Ruta 26: ¿Tiraron a la mujer sin vida para encubrir a una banda que se dedica al narcotráfico?

JUDICIALES 24 de junio de 2022
Se llamaba Yolanda Orozco Chávez, tenía 32 años y era de Yacuiba. Los datos lo reveló su hermana, quien llegó de Bolivia para reclamar el cuerpo de Yolanda y trasladarlo a su ciudad de origen. Sobre el trabajo de tráfico de droga en el vientres, es decir de "mula", como se conoce en la jerga, dijo desconocerlo aunque contó que su hermana había salido de la cárcel hace poco tras cumplir una condena por delitos vinculados al narcotráfico.
MUJER MUERTA EN LA RUTA 26

La mujer encontrada sin vida a orillas de la ruta 26 habría sido arrojada allí, ya sin vida; según la autopsia, tenía unas 70 cápsulas de drogas en el vientre; y por lo que contó su hermana no se llama Rosana López como trascendió en un comienzo sino Yolanda Orozco Chávez, tenía tres hijas, era oriunda de Yacuiba, pero iba y venía a Salta con asiduidad. Y hace poco había salido de la cárcel tras pagar una condena de cuatro años por delitos también vinculados al narcotráfico.

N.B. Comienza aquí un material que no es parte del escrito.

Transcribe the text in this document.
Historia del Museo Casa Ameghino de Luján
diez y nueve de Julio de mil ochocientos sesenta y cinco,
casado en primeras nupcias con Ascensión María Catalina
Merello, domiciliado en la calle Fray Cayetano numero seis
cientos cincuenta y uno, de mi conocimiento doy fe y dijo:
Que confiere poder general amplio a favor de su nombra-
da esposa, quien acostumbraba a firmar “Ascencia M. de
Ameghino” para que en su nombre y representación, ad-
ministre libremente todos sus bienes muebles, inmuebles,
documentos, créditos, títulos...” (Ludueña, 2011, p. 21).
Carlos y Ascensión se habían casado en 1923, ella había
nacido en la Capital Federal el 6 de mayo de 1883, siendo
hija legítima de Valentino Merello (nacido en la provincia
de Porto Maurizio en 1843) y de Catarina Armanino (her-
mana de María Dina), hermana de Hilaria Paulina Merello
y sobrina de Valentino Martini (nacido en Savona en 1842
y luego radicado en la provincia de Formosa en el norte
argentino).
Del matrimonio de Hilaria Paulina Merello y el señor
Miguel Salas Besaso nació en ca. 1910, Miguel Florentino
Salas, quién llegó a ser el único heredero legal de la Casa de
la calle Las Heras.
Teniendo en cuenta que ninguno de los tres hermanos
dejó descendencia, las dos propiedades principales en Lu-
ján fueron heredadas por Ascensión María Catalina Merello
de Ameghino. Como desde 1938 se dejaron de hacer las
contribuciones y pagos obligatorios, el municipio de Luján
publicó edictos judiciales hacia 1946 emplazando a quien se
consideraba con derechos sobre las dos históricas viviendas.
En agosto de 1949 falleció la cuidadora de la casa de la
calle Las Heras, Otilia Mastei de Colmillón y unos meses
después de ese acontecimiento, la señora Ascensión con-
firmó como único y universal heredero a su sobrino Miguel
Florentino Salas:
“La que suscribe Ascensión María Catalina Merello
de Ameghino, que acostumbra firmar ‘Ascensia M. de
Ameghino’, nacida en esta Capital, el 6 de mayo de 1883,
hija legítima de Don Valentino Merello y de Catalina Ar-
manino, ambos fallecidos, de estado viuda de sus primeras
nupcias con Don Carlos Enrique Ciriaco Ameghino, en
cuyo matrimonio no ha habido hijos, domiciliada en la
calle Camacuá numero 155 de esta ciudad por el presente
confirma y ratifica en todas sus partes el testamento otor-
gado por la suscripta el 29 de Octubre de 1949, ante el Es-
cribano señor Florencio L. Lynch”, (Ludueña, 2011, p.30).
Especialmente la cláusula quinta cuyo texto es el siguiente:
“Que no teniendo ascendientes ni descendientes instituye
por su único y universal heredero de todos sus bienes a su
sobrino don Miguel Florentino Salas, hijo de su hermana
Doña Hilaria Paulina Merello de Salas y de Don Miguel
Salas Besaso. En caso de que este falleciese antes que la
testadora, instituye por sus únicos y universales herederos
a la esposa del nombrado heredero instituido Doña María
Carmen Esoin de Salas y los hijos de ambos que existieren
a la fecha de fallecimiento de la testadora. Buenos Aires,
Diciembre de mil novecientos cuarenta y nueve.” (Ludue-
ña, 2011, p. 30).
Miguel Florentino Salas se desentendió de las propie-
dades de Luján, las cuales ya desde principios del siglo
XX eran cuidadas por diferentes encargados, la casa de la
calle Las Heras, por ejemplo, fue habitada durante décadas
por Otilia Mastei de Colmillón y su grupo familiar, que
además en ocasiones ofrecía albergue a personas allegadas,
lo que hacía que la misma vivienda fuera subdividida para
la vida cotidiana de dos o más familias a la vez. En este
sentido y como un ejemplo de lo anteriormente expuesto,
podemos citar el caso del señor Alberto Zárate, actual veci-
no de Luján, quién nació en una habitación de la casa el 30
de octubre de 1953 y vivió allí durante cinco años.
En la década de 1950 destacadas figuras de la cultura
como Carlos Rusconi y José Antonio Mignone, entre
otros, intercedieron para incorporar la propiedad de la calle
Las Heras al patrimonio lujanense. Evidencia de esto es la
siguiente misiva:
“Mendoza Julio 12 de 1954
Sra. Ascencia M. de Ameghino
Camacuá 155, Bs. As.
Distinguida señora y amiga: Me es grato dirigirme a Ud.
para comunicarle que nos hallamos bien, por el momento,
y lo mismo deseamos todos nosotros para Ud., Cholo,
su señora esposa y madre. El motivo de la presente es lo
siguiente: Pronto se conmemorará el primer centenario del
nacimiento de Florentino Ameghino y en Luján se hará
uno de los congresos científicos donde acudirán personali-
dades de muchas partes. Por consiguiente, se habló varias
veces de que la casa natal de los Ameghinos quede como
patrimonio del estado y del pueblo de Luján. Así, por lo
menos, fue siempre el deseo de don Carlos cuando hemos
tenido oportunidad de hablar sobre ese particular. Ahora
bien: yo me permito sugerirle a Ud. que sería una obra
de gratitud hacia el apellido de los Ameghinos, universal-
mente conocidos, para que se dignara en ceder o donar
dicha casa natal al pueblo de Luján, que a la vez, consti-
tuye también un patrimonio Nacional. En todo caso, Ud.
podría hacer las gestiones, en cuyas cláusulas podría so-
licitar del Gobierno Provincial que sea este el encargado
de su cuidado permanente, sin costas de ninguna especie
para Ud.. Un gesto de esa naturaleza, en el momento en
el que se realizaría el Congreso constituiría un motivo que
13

Así lo contó su hermana Yeni Orozco, quien ayer miércoles le solicitó a la fiscal penal de la UFEM, Mónica Poma, el cuerpo para llevárselo a Yacuiba. “Es lo único que puedo hacer para que mi madre tenga un poco de consuelo de darle santa sepultura”, argumentó la mujer y renegó la negativa de la funcionaria judicial, por el momento. “No sé por qué no me lo quieren dar, ella es de allá, si bien aquí tiene a su pareja, su familia está en Yacuiba”.

Yeni Orosco dijo que todos saben que mucha gente en Yacuiba se dedica a traficar drogas al país, pero negó que su hermana le haya confesado algo al respecto, pese a que una semana atrás estuvieron almorzando juntas en su casa en Bolivia. “Era muy reservada en ese aspecto”, explicó. Contó además que su hermana estaba en pareja con un hombre de nombre Leonardo “que murió ahorcado acá en Salta” y “estando en la cárcel contrajo matrimonio con Daiana Reyes, quien actualmente se encuentra también privada de su libertad.

La mujer, entre llantos por el dolor y la negativa judicial, contó que la familia se enteró de la muerte de Yolanda por llamados anónimos que le alertaban que había muerto y que la habían tirado al costado de una ruta. “Mi mamá se desmayó cuando escuchó eso de una voz anónima. Inmediatamente decidí venir a ver y es cierto. Me presenté en la Justicia y me autorizaron a reconocer el cuerpo y lo verifiqué por los cuatro tatuajes que tenía mi hermana”. La mujer pidió que se investigue la causa de la muerte de su hermana y a una “tal Jésica Figueroa, quien dijo llamarse así una vez cuando una de sus hijas llamó para hablar con su mamá. Esa mujer le había dicho a mi sobrina que Yolanda estaba enferma grave, y ahora nos damos con esto, algo debe saber", afirmó y pidió que además se investigue el departamento donde vivía su hermana, del cual no dio detalles ni ubicación.

Queda el interrogante: ¿sus compañeras y compañeros de actividad en el narcotráfico la tiraron para evitar que se los investigue y quede al descubierto una actividad delictiva?